Suggerisco a chi vuol conoscere il vero
programma economico di Bersani di rileggere il mio libro Le cooperative rosse.
Il più grande conflitto di interessi nell’Italia del dopoguerra. In quel libro,
analizzo l’intreccio di interessi esistenti fra la sinistra, le cooperative
rosse, le istituzioni governative (il riferimento temporale è al governo Prodi
ma si riprodurrebbe con Bersani) e le amministrazioni locali; intreccio che costituisce
un palese conflitto di interessi, incompatibile con una sana e libera economia
di mercato. Le cooperative rosse, sono divenute delle vere e proprie aziende
capitalistiche che finanziano e procurano voti alla sinistra, in cambio di una
legislazione privilegiata in campo fiscale e di un’assegnazione preferenziale
degli appalti pubblici: una sorta di “economia di scambio” a danno delle
aziende non cooperative. Una sorta di “porta girevole” che consente un
interscambio di classe dirigente fra il Pd, le cooperative rosse, la Cgil, le
amministrazioni locali e viceversa. Spesso le amministrazioni comunali,
provinciali, regionali erogano finanziamenti pubblici a sostegno della
cooperazione; finanziamenti che non avrebbero, alcuna giustificazione in una
normale economia. I media ignorano il colossale conflitto che esiste fra le
cooperative rosse e il Pd di Bersani. Si è così così creata un’area economica
privilegiata, all’ombra della sinistra, al cui centro si pone il
partito-azienda, ossia il Pd, in origine Pci. Il legame tra le cooperative
rosse e la sinistra ha dato vita ad un impero politico-finanziario-aziendale
non indifferente. L’esempio più eclatante del conflitto di interessi fra
governo di sinistra e cooperative rosse si è reso manifesto in occasione del
Decreto Bersani sulle liberalizzazioni, che ha rappresentato l’ennesima
dimostrazione di come la sinistra avvantaggi la grande distribuzione, in
quanto, in gran parte, legata alle cooperative rosse, a discapito della rete
distributiva minore e dei piccoli e medi commercianti. False liberalizzazioni
sono state quelle di Bersani, in quanto la scelta di consentire la vendita di
farmaci, di giornali nei supermercati e
di consentire l’apertura di distributori di
benzina Coop e Conad è stata concepita, prima di tutto, come un regalo alla
cooperazione rossa. Un ulteriore esempio di conflitto di interessi è il caso
Hera Spa, la super Municipalizzata di Bologna e dell’Emilia Romagna, nel cui
consiglio di amministrazione siedono rappresentanti delle cooperative rosse.

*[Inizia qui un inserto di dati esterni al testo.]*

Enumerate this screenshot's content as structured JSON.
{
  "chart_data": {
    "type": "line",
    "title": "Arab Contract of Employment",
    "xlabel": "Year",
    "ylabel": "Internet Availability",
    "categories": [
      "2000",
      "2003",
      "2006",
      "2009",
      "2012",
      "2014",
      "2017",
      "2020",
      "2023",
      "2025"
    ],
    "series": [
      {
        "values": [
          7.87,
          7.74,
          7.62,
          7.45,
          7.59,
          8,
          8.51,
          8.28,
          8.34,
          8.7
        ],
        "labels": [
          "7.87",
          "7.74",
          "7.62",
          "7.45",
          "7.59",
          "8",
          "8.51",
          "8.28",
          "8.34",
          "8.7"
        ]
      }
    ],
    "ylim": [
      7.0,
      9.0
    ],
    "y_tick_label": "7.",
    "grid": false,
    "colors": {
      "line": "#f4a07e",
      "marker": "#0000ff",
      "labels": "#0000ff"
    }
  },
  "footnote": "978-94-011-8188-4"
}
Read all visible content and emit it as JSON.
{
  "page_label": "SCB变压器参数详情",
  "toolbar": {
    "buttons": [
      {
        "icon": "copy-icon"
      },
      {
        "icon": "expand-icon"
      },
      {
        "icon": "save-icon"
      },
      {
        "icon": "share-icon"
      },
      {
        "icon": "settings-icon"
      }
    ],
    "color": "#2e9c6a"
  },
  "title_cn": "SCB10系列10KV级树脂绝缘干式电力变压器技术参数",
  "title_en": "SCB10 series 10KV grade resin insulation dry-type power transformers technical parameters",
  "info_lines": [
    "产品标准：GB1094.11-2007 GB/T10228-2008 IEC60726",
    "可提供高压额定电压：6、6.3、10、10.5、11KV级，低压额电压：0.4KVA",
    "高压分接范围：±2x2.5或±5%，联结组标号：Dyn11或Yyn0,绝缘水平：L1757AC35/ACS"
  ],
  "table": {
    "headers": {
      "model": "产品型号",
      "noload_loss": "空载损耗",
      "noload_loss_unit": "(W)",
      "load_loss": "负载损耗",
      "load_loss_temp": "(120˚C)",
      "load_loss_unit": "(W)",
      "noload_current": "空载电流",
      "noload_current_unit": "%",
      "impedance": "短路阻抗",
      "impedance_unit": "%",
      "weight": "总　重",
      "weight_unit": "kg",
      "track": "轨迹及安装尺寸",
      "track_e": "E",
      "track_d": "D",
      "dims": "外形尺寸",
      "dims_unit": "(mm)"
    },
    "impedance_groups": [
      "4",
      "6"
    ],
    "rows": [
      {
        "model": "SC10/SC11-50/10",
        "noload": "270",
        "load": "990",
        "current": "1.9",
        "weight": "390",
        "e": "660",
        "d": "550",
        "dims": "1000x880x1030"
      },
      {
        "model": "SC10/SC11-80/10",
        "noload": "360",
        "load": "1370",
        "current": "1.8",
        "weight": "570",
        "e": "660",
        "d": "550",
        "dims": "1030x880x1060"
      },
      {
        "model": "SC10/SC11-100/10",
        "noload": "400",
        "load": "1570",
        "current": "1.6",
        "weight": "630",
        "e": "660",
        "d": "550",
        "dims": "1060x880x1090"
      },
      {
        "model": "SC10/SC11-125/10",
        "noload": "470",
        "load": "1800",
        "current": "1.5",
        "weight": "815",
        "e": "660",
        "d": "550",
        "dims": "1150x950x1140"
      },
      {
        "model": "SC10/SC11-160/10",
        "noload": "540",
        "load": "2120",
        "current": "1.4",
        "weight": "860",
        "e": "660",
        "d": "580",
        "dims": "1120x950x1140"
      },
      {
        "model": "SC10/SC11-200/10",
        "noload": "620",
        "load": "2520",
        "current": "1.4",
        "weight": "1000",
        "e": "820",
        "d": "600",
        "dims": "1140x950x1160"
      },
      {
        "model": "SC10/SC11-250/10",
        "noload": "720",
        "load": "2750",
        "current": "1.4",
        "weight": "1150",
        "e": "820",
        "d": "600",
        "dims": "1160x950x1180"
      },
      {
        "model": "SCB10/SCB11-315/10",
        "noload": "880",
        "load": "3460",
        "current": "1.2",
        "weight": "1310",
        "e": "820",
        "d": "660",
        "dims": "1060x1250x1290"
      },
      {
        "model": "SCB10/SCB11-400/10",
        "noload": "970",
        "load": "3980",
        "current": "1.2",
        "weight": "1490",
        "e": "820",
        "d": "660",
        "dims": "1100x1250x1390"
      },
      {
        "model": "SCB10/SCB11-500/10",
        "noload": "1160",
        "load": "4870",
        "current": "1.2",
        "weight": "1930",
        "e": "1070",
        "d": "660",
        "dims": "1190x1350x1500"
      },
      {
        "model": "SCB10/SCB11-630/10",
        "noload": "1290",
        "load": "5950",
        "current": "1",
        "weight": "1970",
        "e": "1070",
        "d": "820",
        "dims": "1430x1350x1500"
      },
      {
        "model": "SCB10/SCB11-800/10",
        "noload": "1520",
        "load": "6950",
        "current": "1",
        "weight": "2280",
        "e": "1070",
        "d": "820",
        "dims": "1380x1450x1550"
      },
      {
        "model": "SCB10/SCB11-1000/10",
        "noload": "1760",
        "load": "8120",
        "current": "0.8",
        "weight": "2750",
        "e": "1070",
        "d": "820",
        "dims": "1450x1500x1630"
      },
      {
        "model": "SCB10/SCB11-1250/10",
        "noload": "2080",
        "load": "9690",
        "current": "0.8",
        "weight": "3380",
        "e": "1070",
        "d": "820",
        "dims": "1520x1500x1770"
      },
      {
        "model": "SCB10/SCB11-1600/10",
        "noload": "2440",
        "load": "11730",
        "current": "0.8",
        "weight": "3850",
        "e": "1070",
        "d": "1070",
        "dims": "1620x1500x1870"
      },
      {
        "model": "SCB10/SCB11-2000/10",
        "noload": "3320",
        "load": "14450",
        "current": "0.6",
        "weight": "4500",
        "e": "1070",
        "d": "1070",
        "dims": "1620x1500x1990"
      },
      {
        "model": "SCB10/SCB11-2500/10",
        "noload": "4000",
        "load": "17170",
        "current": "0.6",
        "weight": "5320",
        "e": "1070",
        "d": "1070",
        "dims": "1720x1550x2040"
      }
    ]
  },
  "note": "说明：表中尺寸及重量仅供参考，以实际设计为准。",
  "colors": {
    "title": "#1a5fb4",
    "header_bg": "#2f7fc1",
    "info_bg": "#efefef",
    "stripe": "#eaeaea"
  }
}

Il tribunale di Milano ha stabilito il 9
agosto del 2012 che non è reato dire che le coop sono uno «strumento del
capitalismo rosso», «un esempio da manuale di collateralismo tra politica e
affari». Il giudice di Milano ci ha infatti assolto dall’accusa di diffamazione
con una richiesta di danni per 550 mila euro intentata nei nostri confronti da
Hera, azienda multiservizi legata da sempre alle coop emiliane e al Pd, Pds,
Ds, Pci per un volumetto allegato nel 2006 a “Panorama”. Hera è stata
condannata a pagare le spese di lite e i compensi dei nostri legali per un
totale di 21 mila euro. Una vera disfatta giudiziaria. «Il sistema Legacoop è
un caso gigantesco di conflitto di interessi che vede in un ruolo chiave il
maggior partito politico della sinistra». Parole ritenute fondate dal giudice,
da ricordare a Bersani quando, come ha fatto più volte, cercherà di presentarsi
nuovamente come liberalizzatore dell’economia.